Le 3i juillet au soir, le stationnaire tire un coup de canon; c’est le signal de la clôture de la traite et du départ des navires. Ceux des Maures qui n’ont pas encore vendu leur gomme, la remportent, et font des trous dans la terre, où ils la conservent jusqu’à la traite prochaine. C’est à cette époque que les coutumes achèvent d’être soldées, parce que les traitans ne les paient jamais d’avance, dans la crainte que les chefs ne fassent diriger les gommes sur un autre point pour avoir doubles coutumes. Ce n’est également qu’après le retour du stationnaire à Saint -Louis que le roi reçoit celles qui sont consenties par le gouvernement pour assurer la protection du commerce. Le 1er août, le stationnaire met à la voile, et ordinairement tous les navires traitans le suivent.

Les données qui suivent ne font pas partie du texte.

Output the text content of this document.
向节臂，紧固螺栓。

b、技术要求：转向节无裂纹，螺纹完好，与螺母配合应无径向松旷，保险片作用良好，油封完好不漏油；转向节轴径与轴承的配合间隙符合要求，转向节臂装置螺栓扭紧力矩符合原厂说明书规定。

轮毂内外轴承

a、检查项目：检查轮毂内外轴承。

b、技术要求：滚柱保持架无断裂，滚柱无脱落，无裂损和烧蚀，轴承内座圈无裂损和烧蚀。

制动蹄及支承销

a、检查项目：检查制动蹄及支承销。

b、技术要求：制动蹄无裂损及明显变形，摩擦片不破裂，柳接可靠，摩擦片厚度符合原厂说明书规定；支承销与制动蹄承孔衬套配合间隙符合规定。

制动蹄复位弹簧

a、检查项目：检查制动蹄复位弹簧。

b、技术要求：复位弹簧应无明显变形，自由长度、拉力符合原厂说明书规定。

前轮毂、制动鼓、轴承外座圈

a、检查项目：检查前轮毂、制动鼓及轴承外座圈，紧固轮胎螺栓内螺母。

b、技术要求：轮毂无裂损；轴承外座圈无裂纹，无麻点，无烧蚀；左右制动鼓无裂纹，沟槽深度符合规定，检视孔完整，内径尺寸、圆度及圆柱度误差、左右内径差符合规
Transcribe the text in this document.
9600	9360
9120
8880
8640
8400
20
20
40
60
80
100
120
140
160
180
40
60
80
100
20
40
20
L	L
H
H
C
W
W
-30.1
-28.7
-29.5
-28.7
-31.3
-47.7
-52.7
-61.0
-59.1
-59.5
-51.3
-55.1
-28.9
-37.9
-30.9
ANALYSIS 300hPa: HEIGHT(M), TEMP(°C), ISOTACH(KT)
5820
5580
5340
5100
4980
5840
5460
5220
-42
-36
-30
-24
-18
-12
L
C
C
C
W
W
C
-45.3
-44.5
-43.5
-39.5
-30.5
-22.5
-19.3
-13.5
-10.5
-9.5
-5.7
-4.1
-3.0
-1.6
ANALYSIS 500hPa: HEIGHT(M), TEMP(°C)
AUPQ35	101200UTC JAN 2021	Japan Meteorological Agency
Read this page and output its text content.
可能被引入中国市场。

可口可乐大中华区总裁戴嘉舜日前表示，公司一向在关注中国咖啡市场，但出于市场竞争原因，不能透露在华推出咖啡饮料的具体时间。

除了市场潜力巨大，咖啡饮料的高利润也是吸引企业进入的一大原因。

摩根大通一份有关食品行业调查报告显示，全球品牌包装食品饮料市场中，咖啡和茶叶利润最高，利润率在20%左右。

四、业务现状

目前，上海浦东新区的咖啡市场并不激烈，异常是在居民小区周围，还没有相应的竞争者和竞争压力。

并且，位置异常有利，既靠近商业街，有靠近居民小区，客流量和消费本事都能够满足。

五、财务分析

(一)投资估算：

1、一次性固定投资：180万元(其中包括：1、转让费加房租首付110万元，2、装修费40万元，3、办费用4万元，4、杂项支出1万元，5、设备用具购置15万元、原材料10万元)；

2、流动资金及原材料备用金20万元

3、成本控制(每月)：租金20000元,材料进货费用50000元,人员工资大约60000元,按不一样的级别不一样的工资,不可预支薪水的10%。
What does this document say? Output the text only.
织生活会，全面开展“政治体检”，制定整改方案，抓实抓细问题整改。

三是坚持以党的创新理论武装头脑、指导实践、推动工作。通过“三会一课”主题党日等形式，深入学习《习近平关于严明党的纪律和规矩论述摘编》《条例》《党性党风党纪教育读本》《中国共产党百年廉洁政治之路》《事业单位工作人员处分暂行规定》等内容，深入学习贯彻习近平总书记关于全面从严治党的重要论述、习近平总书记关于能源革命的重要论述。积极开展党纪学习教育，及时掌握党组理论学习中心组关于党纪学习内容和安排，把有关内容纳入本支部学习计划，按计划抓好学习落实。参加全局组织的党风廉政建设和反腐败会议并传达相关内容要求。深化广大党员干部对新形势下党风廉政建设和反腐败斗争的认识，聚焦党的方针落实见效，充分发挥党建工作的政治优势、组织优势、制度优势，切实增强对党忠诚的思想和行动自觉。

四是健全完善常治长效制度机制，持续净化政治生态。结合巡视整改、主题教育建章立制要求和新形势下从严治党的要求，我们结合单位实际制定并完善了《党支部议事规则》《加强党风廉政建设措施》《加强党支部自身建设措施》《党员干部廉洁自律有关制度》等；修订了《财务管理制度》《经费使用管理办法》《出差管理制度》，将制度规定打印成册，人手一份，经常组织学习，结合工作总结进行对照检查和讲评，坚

Je reprends la suite de mon journal.

Le 11 mai, je m’embarquai sur une péniche pour Saint-Louis; mon compagnon me suivit ; nous y arrivâmes le 16. En route, je fis mon possible pour éviter qu’il n’eût une entrevue avec Schims, chef de la tribu des Daoualaches (Cette tribu a un marché dans le bas du fleuve, connu sous le nom d’escale des Darmaiicours ou Darmanhous). Je ne fus pas assez heureux pour empêcher leur réunion ; ils se rencontrèrent dans un village voisin de son escale. Ils eurent ensemble une longue conversation, dans laquelle Schims instruisit mon marabout que l’année précédente j’avais été en relation avec lui, avant de me rendre chez les Braknas ; il ajouta que je lui avais proposé d’aller faire mon éducation chez lui, et entra dans de grands détails sur les raisons qui l’avaient empêché d’y consentir, fondées principalement sur les rapports qui lui avaient été faits à mon sujet. Dès que Schims m’aperçut, il dissimula, et me félicita sur ma conversion : je lui fis des reproches du refus qu’il avait fait de me recevoir dans son camp ; il me répéta ce qu’il venait de dire, et appuya beaucoup sur la mauvaise opinion que les enfans du Sénégal (les mulâtres) lui avaient donnée de moi : autrement, disait-il, il n’aurait pas hésité à m’emmener et à me traiter comme son fils.

Je m’efforçai, pendant le reste de l’entretien, de détruire l’impression que ces propos avaient faite sur mon marabout : mais je m’aperçus que j’avais perdu toute sa confiance, et qu’à moins d’un prompt retour et d’une feinte résolution de m’établir dans son pays, je ne pourrais en imposer plus long-temps, ni à lui, ni à sa nation.